Lensaone.id-Bungo-Bangga kita melihat seorang petani perkejaan yang sudah langka untuk bagi petani pengolahan sagu yang di hasil dari batang Rumbia di Dusun Teluk Pandak Kecamatan Tanah Sepenggal Di kabupaten Bungo yang menjadi petani sagu pengelolaan secara manual itu sudah langka di era globalisasi modern ini.Jumat 20 Desember 2024.
Batang rumbia yang juga dikenal sebagai batang sagu, merupakan tanaman yang banyak membutuhkan air. Batang rumbia disebut sebagai sumber pati.
Batang sagu adalah bagian terpenting dari pohon sagu yang berfungsi sebagai tempat menyimpan cadangan makanan dan diolah menjadi bahan pangan:
Kebanyakan di era modern itu boleh di katakan ana zaman sekarang itu banyak yang belum tau dengan sagu dan bantang sagu,
Padahal sangat banyak kegunaan mengasumsi tepung sagu, ini ada berapa item kegunaan khasiat dari sagu sebagai berikut:
1. Memberikan banyak energi
2. Mencegah penyakit jantung
3. Memperlancar sistem pencernaan
4. Meningkatkan kesehatan tulang dan sendi
5. Meningkatkan performa tubuh saat berolahraga
6. Menangkal radikal bebas
7. Membantu menaikkan berat badan
8. Berpotensi mencegah anemia
(Kandungan Nutrisi pada Sagu)
Sagu merupakan salah satu makanan pokok masyarakat di Indonesia, dan memiliki nutrisi yang baik bagi tubuh. Hal ini ini karena kandungan nutrisi dalam sagu relatif lengkap. Di dalam sagu, terdapat karbohidrat dalam jumlah yang cukup banyak. Selain itu, bahan ini juga memiliki protein, vitamin, dan mineral, meski jumlahnya tidak banyak.
Dalam 100 gram sagu kering, terdapat 94 gram karbohidrat, 0,2 gram protein, 0,5 gram serat, 10 mg kalsium, dan 1,2 mg zat besi. Kalori yang dihasilkan 100 gram sagu adalah sebanyak 355 kalori. Meski mengandung lemak, karoten, dan asam askorbat, namun jumlahnya sangat sedikit sehingga sering kali diabaikan.
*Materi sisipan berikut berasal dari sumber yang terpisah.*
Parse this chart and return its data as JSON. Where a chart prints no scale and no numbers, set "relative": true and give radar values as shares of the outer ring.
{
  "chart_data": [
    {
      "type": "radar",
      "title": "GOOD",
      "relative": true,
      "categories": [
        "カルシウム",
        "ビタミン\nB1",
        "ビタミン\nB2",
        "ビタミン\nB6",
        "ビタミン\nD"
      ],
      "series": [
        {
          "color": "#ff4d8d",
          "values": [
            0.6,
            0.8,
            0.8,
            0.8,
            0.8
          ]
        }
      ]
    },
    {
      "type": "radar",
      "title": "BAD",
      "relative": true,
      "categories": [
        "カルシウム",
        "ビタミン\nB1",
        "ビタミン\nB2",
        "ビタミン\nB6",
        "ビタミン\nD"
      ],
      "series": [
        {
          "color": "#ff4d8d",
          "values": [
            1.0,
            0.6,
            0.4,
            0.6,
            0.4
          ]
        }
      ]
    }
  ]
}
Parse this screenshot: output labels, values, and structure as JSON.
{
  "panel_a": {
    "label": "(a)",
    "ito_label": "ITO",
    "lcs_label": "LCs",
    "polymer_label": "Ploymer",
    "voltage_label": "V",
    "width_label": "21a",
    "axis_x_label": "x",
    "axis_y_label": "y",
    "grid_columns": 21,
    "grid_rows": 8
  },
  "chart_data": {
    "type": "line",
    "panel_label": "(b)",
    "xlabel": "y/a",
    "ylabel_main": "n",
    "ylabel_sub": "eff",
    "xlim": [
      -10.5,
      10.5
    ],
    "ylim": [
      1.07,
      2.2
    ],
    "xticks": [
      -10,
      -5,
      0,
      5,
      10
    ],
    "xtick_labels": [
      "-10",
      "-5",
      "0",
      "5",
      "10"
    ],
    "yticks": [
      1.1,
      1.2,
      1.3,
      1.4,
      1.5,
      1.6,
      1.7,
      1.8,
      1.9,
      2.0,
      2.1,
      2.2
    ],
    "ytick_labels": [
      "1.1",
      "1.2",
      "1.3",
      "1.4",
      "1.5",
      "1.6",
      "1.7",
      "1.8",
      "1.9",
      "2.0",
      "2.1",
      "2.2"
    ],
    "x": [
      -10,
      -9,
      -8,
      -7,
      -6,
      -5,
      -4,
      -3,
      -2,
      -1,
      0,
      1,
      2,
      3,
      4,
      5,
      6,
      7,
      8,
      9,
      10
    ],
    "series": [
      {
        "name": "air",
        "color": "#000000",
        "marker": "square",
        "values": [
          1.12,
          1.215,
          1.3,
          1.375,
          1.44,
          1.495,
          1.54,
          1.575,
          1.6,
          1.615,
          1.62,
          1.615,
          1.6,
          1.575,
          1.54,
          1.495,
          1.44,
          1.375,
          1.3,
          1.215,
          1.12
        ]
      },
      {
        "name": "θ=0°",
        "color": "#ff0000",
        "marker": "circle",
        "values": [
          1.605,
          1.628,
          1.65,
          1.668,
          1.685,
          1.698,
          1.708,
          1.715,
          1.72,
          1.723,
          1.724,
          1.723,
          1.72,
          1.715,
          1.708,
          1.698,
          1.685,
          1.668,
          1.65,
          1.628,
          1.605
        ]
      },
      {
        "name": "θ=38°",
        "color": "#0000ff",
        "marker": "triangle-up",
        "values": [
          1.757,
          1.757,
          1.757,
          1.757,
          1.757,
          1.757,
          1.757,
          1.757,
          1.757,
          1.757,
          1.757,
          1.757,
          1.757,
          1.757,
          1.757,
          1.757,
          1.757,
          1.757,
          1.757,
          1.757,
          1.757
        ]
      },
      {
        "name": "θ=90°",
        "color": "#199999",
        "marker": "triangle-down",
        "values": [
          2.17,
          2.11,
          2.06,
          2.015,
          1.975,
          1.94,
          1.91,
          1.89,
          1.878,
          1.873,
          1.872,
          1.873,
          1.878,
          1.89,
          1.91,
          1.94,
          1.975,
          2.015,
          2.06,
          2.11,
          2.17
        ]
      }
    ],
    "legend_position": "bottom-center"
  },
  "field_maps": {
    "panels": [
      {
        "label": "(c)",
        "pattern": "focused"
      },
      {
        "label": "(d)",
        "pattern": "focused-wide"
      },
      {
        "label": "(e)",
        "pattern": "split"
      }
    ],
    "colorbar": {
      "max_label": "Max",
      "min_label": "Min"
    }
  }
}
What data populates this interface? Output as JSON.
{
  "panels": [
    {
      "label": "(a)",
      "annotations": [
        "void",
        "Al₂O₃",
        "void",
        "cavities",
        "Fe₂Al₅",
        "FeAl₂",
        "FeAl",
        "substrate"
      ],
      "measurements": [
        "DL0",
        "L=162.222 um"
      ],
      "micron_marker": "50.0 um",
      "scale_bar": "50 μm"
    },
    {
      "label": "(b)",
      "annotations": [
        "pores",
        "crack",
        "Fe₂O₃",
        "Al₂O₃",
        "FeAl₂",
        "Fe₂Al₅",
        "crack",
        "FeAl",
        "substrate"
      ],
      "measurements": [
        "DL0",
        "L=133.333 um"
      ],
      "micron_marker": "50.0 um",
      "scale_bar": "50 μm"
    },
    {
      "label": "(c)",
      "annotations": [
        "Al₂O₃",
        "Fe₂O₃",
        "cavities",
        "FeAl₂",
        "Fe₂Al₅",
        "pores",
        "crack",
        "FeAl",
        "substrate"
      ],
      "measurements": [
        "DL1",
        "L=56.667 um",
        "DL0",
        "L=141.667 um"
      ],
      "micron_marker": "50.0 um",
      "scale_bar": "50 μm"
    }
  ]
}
Terlihat jelas di wilayah kecamatan Tanah sepenggal kabupaten Bungo tepat nya di Dusun teluk Pandak kampung titian Bulian 1 yang bernama asmoni dan kelurga nya jadi petani pengelolaan sagu, seperti memotong sagu , membawa batang sagu, sesudah sampai membawa batang Rumbia yang menghasilkan sari Pati sagu, Terus batang sagu di belah terus di ambik isi dalamnya, kemudian di kukur make mesin kukur, selanjutnya ketika sudah lumat itu di peras, Terus baru di ambik sarinya ampas di buang,dan tinggallah sari Pati warna keputih-putihan, setelah itu ada lahi proses seperti pengeringan,jika sudah kering terlihat seperti tepung, itu bisa jadi bubur, bisa kerupuk,bisa jadi olah kue makanan,dan banyak kegunaan sari Pati, terutama untuk kesehatan”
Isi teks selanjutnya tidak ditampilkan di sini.